We present a systematic parameter study of the spatial growth rates of electrostatic waves in an electron plasma consisting of a cold component and a hot component with a weak ‘loss cone’ perpendicular velocity distribution. The cold electron density controls which harmonic band can be excited. When the upper hybrid frequency based upon the cold electron density alone is between 1 and 2 times the electron cyclotron frequency, only the first harmonic band is unstable; when the upper hybrid frequency is between 2 and 3 times the cyclotron frequency, the first and second harmonic bands are unstable; and so on. Sufficiently large cold density eventually stabilizes the low harmonic bands. The cold electron temperature Tc controls the spatial amplification; when 0 < Tc/TH < a few times 10−2, where TH is a characteristic energy of the hot electrons, the instability is nonconvective. The first and second harmonic bands can be simultaneously nonconvective.
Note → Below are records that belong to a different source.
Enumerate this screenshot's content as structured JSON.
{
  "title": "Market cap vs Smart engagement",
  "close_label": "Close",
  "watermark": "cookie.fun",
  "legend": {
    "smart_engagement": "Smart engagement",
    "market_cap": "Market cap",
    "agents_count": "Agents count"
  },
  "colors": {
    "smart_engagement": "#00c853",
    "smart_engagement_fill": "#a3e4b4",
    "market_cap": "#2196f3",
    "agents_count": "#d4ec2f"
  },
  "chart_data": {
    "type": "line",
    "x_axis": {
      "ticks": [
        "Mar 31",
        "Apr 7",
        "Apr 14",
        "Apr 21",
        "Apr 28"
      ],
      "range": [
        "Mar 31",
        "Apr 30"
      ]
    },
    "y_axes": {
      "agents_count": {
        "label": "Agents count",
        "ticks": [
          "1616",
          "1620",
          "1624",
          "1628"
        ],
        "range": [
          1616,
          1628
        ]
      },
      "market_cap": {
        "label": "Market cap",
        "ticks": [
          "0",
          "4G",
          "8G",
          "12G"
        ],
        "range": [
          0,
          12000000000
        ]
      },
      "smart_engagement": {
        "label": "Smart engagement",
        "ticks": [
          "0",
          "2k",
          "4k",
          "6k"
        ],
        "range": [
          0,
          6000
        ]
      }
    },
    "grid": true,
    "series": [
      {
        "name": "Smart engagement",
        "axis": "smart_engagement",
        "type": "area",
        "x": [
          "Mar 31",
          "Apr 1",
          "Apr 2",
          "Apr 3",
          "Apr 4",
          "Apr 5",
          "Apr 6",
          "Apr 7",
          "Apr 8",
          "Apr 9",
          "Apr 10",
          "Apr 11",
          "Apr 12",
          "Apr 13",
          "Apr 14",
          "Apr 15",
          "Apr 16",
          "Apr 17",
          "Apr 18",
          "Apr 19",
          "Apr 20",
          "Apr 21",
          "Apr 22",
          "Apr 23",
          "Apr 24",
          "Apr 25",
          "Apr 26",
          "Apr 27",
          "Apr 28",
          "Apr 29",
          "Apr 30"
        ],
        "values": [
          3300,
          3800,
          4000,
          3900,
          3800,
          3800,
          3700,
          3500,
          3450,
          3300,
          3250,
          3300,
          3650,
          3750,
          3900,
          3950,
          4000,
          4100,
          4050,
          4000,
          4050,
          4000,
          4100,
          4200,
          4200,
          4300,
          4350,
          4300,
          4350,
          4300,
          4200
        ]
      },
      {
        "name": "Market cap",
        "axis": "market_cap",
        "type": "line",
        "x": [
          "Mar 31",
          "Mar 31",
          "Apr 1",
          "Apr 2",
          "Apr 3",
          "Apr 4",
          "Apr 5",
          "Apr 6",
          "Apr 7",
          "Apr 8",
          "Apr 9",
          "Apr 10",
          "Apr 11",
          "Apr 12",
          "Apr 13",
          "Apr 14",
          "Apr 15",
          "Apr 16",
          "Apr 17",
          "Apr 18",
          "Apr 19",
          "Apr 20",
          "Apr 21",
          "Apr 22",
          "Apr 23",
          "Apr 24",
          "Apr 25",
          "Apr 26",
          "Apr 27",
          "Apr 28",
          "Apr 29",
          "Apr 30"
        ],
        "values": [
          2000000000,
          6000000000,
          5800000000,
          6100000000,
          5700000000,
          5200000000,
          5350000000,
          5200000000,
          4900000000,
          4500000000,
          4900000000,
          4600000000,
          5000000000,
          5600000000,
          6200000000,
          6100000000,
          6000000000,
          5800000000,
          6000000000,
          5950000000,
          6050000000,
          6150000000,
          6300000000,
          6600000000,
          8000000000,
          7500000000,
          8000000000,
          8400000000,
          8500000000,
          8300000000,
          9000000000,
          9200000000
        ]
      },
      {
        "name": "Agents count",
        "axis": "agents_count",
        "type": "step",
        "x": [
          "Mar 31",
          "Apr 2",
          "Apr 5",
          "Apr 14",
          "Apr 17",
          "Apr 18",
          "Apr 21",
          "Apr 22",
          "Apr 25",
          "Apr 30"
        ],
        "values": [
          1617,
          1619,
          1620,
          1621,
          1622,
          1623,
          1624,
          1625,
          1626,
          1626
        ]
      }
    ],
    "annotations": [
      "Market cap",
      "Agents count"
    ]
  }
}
The nonconvective property has been found for a wide range of hot and cold electron densities. It persists even when the hot electron loss cone is almost completely filled. Sufficiently large Tc/TH changes the instability from being nonconvective to being convective. Since cold electrons which come from the ionosphere would be confined to the loss cone if they were not turbulently scattered, the ionospheric source velocity distributions induce a nonconvective instability. However, cold electrons can be heated by electrostatic wave turbulence. Until Tc/TH = 5 × 10−2, nonresonant, quasilinear diffusion heats the cold electrons more rapidly than resonant diffusion heats or scatters the hot electrons into the loss cone. We propose that cold electron heating removes the nonconvective property, so that the spatial amplification of the instabilities can be reduced to a magnitude consistent with their hot and cold electron sources in steady state.